Le marketing d'influence avec un budget de 100 £

Dirora Team3 juillet 20268 min read

Vous pouvez mener un marketing d'influence réellement efficace pour environ 100 £ en travaillant avec des nano et micro-créateurs, en misant sur les cadeaux produits et les accords d'affiliation à la commission plutôt que sur des tarifs fixes, et en mesurant les résultats avec un vrai suivi plutôt qu'avec des « likes » de vanité. Le modèle de l'endossement par une célébrité que la plupart des gens imaginent n'est pas ce qui fait réellement vendre pour les petites boutiques — et ce n'est pas ce que vous devriez copier.

Les marques qui gagnent avec un budget serré ont discrètement abandonné l'idée que « marketing d'influence » veut dire payer quelqu'un qui a un million d'abonnés. Elles ont compris qu'un créateur avec 4 000 abonnés engagés dans une niche précise surpassera souvent un créateur avec 400 000 abonnés distraits — et coûtera une fraction du prix, voire rien au-delà d'un échantillon produit. Ce guide explique exactement comment y parvenir, honnêtement et légalement, au Royaume-Uni.

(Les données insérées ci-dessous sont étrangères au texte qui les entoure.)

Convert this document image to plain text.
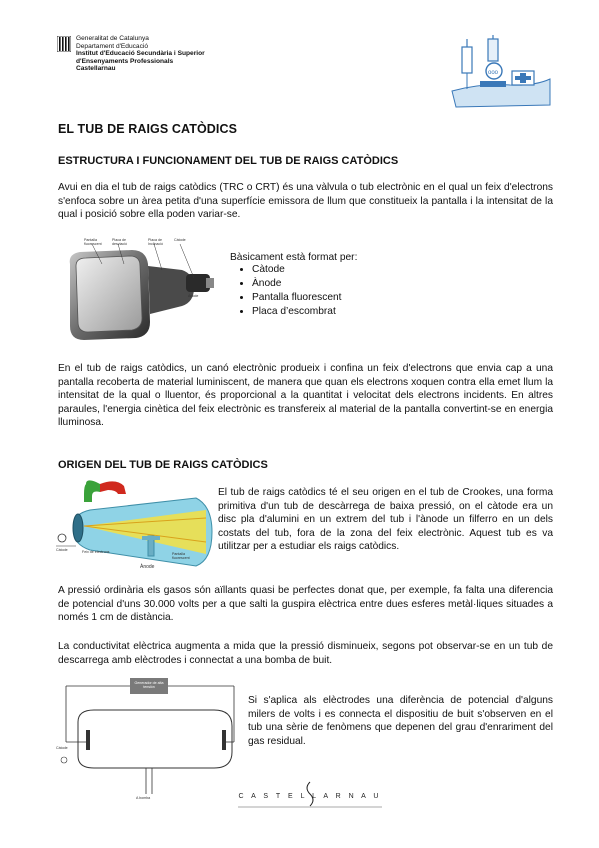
Generalitat de Catalunya
Departament d'Educació
Institut d'Educació Secundària i Superior
d'Ensenyaments Professionals
Castellarnau
ooo
EL TUB DE RAIGS CATÒDICS
ESTRUCTURA I FUNCIONAMENT DEL TUB DE RAIGS CATÒDICS
Avui en dia el tub de raigs catòdics (TRC o CRT) és una vàlvula o tub electrònic en el qual un feix d'electrons s'enfoca sobre un àrea petita d'una superfície emissora de llum que constitueix la pantalla i la intensitat de la qual i posició sobre ella poden variar-se.
Pantalla fluorescent
Placa de desviació
Placa de Inclinació
Càtode
Ànode
Bàsicament està format per:
• Càtode
• Ànode
• Pantalla fluorescent
• Placa d’escombrat
En el tub de raigs catòdics, un canó electrònic produeix i confina un feix d'electrons que envia cap a una pantalla recoberta de material luminiscent, de manera que quan els electrons xoquen contra ella emet llum la intensitat de la qual o lluentor, és proporcional a la quantitat i velocitat dels electrons incidents. En altres paraules, l'energia cinètica del feix electrònic es transfereix al material de la pantalla convertint-se en energia lluminosa.
ORIGEN DEL TUB DE RAIGS CATÒDICS
Càtode	Feix de electrons
Ànode
Pantalla fluorescent
El tub de raigs catòdics té el seu origen en el tub de Crookes, una forma primitiva d'un tub de descàrrega de baixa pressió, on el càtode era un disc pla d'alumini en un extrem del tub i l'ànode un filferro en un dels costats del tub, fora de la zona del feix electrònic. Aquest tub es va utilitzar per a estudiar els raigs catòdics.
A pressió ordinària els gasos són aïllants quasi be perfectes donat que, per exemple, fa falta una diferencia de potencial d'uns 30.000 volts per a que salti la guspira elèctrica entre dues esferes metàl·liques situades a només 1 cm de distància.
La conductivitat elèctrica augmenta a mida que la pressió disminueix, segons pot observar-se en un tub de descarrega amb elèctrodes i connectat a una bomba de buit.
Generador de alta tensión
Càtode
A bomba
Si s'aplica als elèctrodes una diferència de potencial d'alguns milers de volts i es connecta el dispositiu de buit s'observen en el tub una sèrie de fenòmens que depenen del grau d'enrariment del gas residual.
C A S T E L L A R N A U
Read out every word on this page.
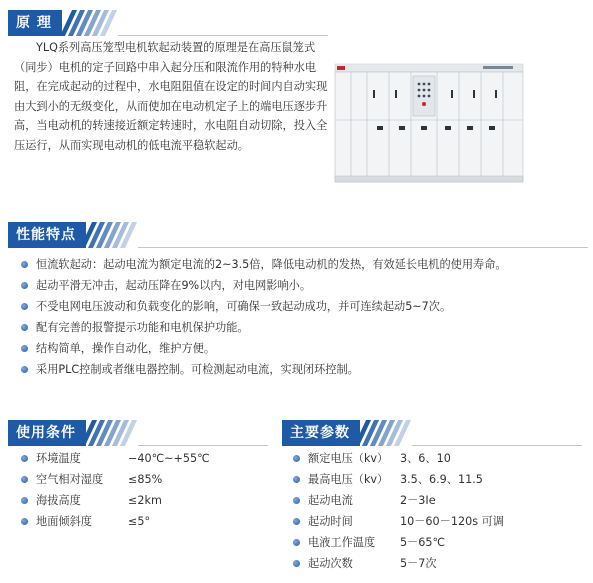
原 理

YLQ系列高压笼型电机软起动装置的原理是在高压鼠笼式（同步）电机的定子回路中串入起分压和限流作用的特种水电阻，在完成起动的过程中，水电阻阻值在设定的时间内自动实现由大到小的无级变化，从而使加在电动机定子上的端电压逐步升高，当电动机的转速接近额定转速时，水电阻自动切除，投入全压运行，从而实现电动机的低电流平稳软起动。

性能特点
恒流软起动：起动电流为额定电流的2~3.5倍，降低电动机的发热，有效延长电机的使用寿命。
起动平滑无冲击，起动压降在9%以内，对电网影响小。
不受电网电压波动和负载变化的影响，可确保一致起动成功，并可连续起动5~7次。
配有完善的报警提示功能和电机保护功能。
结构简单，操作自动化，维护方便。
采用PLC控制或者继电器控制。可检测起动电流，实现闭环控制。
使用条件
环境温度	−40℃~+55℃
空气相对湿度 ≤85%
海拔高度	≤2km
地面倾斜度	≤5°
主要参数
额定电压（kv） 3、6、10
最高电压（kv） 3.5、6.9、11.5
起动电流	2－3Ie
起动时间	10－60－120s 可调
电液工作温度 5－65℃
起动次数	5－7次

Pourquoi les petits budgets privilégient les petits créateurs

L'instinct pousse à courir après la portée. Résistez. La portée sans pertinence n'est que du bruit que vous payez. Ce qui convertit, c'est la confiance et la spécificité, et toutes deux se concentrent à l'extrémité inférieure de l'échelle des abonnés.

  • Nano-influenceurs (environ 1 000 à 10 000 abonnés). Souvent des comptes d'amis et de communauté où une recommandation se lit comme le conseil d'un pote. Les taux d'engagement y sont généralement les plus élevés de toutes les catégories. Beaucoup publieront pour un simple produit gratuit.

  • Micro-influenceurs (environ 10 000 à 100 000 abonnés). Assez grands pour avoir une vraie portée, assez petits pour encore répondre personnellement aux commentaires. Les tarifs sont négociables et souvent modestes — parfois 30 à 150 £ par publication pour le bas de la fourchette, parfois un cadeau produit plus commission.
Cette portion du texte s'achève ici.